Modulation of I-Ks channel-PIP2 interaction by PRMT1 plays a critical role in the control of cardiac repolarization

Recent studies have shown that protein arginine methyltransferase 1 (PRMT1) is highly expressed in the human heart, and loss of PRMT1 contributes to cardiac remodeling in the heart failure. However, the functional importance of PRMT1 in cardiac ion channels remains uncertain. The slow activating delayed rectifier K+ (I-Ks) channel is a cardiac K+ channel composed of KCNQ1 and KCNE1 subunits and is a new therapeutic target for treating lethal arrhythmias in many cardiac pathologies, especially heart failure. Here, we demonstrate that PRMT1 is a critical regulator of the I-Ks channel and cardiac rhythm. In the guinea pig ventricular myocytes, treatment with furamidine, a PRMT1-specific inhibitor, prolonged the action potential duration (APD).
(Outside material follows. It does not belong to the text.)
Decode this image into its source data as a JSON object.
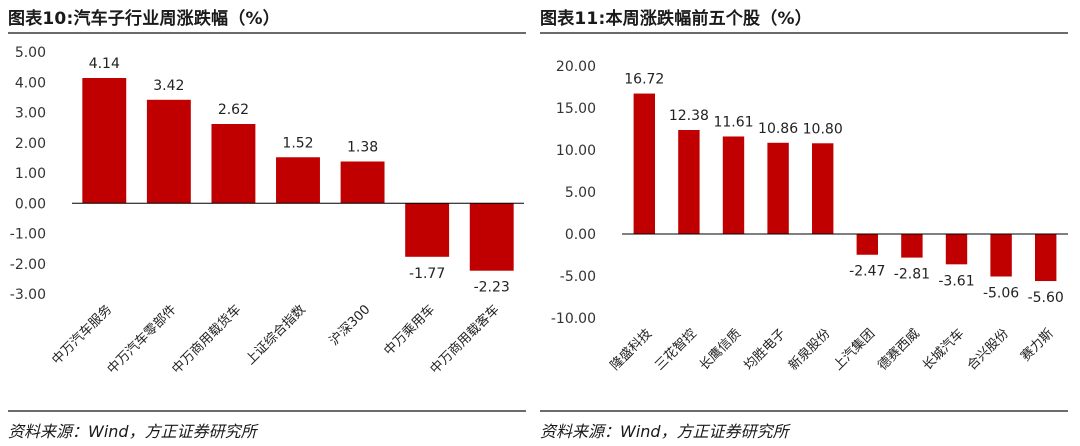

We further show that this APD prolongation was attributable to I-Ks reduction. In HEK293T cells expressing human KCNQ1 and KCNE1, inhibiting PRMT1 via furamidine reduced I-Ks and concurrently decreased the arginine methylation of KCNQ1, a pore-forming alpha-subunit. Evidence presented here indicates that furamidine decreased I-Ks mainly by lowering the affinity of I-Ks channels for the membrane phospholipid, phosphatidylinositol 4,5-bisphosphate (PIP2), which is crucial for pore opening. Finally, applying exogenous PIP2 to cardiomyocytes prevented the furamidine-induced I-Ks reduction and APD prolongation. Taken together, these results indicate that PRMT1 positively regulated I-Ks activity through channel-PIP2 interaction, thereby restricting excessive cardiac action potential.